Dear lecturers, stop moving onto the next slide before I’ve finished my notes

My fingers just can’t keep up


We’ve all been there, the 9am lecture routine. Half asleep, you drag yourself into the lecture theatre, you sit near the back, ready for a quick exit. You open up your laptop screen, or notebook, and hide behind it so the lecturer asks you no questions and then you prepare to just write down everything on the powerpoint and then read through it later to figure out what they were actually talking about.

But that’s not how it plans out, is it? Your lecture finishes at 10, which also happens to be when your lecturer has a coffee date. She’s rushing through her slides at lightning speed in order to finish at 9.45am and get to Starbucks.

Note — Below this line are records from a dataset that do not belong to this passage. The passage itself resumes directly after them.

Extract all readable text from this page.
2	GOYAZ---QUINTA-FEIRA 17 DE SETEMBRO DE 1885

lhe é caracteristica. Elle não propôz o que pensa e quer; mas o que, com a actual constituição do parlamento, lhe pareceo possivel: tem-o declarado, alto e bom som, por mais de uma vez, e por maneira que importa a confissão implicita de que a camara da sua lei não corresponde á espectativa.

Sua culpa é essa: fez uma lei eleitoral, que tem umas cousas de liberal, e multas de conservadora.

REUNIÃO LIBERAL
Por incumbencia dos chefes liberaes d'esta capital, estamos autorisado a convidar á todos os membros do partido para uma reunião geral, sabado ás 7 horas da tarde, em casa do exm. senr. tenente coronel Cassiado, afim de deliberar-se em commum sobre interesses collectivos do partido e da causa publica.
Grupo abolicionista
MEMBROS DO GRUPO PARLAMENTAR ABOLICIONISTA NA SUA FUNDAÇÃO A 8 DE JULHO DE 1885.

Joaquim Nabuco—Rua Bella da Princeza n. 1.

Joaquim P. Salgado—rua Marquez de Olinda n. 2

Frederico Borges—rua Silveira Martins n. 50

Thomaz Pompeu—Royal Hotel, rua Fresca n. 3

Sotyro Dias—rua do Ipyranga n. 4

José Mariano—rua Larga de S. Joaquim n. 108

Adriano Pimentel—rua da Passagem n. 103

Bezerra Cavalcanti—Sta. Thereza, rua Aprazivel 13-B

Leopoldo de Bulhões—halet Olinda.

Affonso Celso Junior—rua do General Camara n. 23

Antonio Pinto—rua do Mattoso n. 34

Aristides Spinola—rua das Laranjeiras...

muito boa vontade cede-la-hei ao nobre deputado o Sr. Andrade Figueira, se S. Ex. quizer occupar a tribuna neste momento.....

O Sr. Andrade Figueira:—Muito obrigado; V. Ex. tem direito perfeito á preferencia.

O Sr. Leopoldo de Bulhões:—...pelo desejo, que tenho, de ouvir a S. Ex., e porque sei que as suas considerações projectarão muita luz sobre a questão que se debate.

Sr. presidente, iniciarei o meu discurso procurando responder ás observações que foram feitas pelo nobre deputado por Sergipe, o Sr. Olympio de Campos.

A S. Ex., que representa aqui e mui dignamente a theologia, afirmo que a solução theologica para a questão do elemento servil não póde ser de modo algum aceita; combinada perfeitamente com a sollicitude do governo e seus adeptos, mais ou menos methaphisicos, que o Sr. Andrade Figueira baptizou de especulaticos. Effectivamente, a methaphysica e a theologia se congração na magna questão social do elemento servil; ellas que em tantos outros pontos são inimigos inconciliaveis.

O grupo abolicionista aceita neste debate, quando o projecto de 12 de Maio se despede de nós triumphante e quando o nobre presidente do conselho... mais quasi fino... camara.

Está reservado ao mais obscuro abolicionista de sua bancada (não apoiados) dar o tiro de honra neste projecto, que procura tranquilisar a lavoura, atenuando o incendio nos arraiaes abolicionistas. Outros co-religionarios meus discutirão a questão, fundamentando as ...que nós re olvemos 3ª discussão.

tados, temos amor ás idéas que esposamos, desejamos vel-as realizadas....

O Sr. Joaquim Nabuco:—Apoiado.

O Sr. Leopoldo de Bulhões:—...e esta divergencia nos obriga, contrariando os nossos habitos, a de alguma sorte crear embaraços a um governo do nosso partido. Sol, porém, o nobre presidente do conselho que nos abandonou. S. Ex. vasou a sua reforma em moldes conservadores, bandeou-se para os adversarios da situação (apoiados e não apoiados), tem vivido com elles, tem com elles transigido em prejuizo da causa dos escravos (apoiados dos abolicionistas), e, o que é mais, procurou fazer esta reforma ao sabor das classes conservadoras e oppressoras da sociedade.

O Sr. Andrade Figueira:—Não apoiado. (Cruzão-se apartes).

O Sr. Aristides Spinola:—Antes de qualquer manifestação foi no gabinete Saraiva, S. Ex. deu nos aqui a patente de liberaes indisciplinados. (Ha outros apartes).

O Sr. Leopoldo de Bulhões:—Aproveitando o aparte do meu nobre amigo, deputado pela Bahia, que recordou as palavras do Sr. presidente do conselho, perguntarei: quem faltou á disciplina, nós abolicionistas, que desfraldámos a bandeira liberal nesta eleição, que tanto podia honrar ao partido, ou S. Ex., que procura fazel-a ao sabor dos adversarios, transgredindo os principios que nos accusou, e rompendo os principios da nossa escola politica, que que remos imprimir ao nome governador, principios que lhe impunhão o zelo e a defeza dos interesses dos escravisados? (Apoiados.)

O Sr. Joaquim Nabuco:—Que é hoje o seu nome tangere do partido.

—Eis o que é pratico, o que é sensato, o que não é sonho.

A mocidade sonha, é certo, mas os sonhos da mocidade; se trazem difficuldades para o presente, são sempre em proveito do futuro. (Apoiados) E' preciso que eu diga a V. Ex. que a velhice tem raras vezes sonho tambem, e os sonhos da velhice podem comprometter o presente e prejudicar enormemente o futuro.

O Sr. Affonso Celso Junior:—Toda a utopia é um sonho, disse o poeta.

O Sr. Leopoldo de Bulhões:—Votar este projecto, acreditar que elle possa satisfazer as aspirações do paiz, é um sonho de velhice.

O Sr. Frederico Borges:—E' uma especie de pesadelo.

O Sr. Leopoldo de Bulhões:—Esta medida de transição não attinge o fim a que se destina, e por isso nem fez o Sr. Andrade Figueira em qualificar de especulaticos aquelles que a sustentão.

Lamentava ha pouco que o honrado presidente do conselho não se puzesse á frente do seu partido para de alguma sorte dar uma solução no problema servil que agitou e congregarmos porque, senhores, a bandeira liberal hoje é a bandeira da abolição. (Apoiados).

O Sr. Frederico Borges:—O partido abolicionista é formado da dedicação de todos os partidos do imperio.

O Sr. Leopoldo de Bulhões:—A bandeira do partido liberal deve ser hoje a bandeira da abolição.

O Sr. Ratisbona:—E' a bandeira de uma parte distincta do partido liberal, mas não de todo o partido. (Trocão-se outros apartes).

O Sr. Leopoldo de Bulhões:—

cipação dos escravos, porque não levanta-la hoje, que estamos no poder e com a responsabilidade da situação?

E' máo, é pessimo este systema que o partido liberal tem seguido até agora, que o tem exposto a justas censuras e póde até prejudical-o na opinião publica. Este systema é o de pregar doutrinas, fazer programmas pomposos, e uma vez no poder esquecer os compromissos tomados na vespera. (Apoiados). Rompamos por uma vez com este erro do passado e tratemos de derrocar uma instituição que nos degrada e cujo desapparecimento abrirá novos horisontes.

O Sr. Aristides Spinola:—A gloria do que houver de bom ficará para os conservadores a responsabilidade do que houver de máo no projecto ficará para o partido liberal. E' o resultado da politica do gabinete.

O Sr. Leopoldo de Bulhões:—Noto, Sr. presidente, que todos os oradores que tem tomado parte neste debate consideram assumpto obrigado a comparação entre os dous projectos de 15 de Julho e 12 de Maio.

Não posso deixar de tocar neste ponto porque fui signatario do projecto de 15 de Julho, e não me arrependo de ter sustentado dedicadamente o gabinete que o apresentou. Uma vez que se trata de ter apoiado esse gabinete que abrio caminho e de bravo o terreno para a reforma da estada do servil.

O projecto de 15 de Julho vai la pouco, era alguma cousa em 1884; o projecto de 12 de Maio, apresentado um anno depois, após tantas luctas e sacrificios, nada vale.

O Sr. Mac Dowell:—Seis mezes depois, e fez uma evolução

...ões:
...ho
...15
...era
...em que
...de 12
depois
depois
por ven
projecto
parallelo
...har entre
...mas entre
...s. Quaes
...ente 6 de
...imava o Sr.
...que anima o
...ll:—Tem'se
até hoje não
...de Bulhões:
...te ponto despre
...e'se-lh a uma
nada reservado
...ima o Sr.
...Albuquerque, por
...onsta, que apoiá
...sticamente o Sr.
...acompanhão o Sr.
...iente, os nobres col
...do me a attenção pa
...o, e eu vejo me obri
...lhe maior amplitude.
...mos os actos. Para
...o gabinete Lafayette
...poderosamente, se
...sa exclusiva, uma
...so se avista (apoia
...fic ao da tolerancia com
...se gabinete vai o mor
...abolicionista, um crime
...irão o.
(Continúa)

Look love, I know that neither of us want to be here, but at least let me finish writing down that really useful quote before you move onto the next slide.

I’m tired of feeling as though I’m in a race to get my notes down before you get onto your next point. I write my notes  on my mac, and I can touch-type, yet I still struggle. I can’t even begin to imagine how awful it is for those who choose to write their notes with pen and paper. I don’t listen in lectures, I go to write down what’s on the powerpoint and then quote it in my essays, doesn’t everyone do that?

Slow. Down.

I always get halfway through writing down a really valuable quote that actually makes sense of the module I’m studying, when the lecturer decides to skip forward to something completely irrelevant and tell us about how his fish died. Who cares?! My notes are littered with half finished quotes and sentences from lecturers moving onto something useless. These scraps of information are my only way of remembering what on earth is going on in lectures. It’s in one ear out the other at 9 o’clock on a Thursday morning.

What am I supposed to do? Stick in an essay “Freud says ‘We are never so defenceless against suffering as when…..’ sorry, I don’t know what the end of the sentence is”?

Please, for the love of god, give me time to write my notes before you move on. Those few extra seconds before you move onto the next slide can make the difference between if I pass or fail my module.